You will never escape.

Then the darkness rose up, and she fell into its welcoming embrace.

“Ari? Ari, wake up, little pint.”

Gentle fingers slid around her neck, lifting her head. Arianna’s eyes fluttered open, her vision gradually clearing. Kyle’s handsome, worried face came into view. He held a glass to her mouth that smelled of strong liquor.

“Drink.”

She sipped and gagged.

“Drink,” he ordered.

She took another sip, the liquid burning as it slid down her throat. “What is that?”

Kyle set the glass on the nightstand and helped her sit up. “Brandy.”

On the bed, Jessie and Amanda stared with worried faces. Arianna managed a wan smile. “I’m fine, kiddos. Just a little weak from the long hike.”

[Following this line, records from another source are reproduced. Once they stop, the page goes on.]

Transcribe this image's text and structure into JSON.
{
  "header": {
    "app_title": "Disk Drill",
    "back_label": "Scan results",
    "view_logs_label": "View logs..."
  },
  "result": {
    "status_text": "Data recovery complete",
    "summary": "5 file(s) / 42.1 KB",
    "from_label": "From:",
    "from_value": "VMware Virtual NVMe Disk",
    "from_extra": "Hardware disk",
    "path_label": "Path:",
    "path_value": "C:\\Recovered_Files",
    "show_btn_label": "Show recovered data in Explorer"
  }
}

“You don’t look like a weak Lupine,” Jessie observed.

Oh, he was good, this one. Definitely future alpha material. “Just need some fresh protein. I haven’t had fresh meat in a long while,” she lied, not wanting to scare them further.

The answer seemed to satisfy him. Arianna struggled to her feet as Kyle grabbed the empty brandy glass. In the manner of their people, she nuzzled the young’s foreheads to bid them goodnight. Lupines needed touch, needed the connection. Their young thrived on it. And these children had experienced no tender words, no affectionate touch for two weeks.

For her, it had been longer, oh, so much longer...

“We’ll be downstairs if you need us,” Kyle told them, closing the door halfway.

He followed her to the dining table, made her sit as he cleared the table and set the dirty dishes and brandy glass into the sink. Kyle joined her at the table, taking her hand.

“You were right all along. The young were on the mountain. If you hadn’t caught their scent, we’d never have found them. Good job.”

He gave her a warm, approving smile, but it failed to chase away old horrors.

“Ari.” His voice was gentle. “Why did you faint?”

Dry-mouthed, she shook her head, her stomach churning.

“Sweetheart, you must tell me.”

No, she must not. The memories remained firmly shut behind a thick door. “Please. I can’t talk about this.”

“Ari? Do you remember anything? Anything that can help them?” His warm hands settled on her tensed shoulders.

“No.”

He regarded her with his keen gaze. “You okay here for a while?”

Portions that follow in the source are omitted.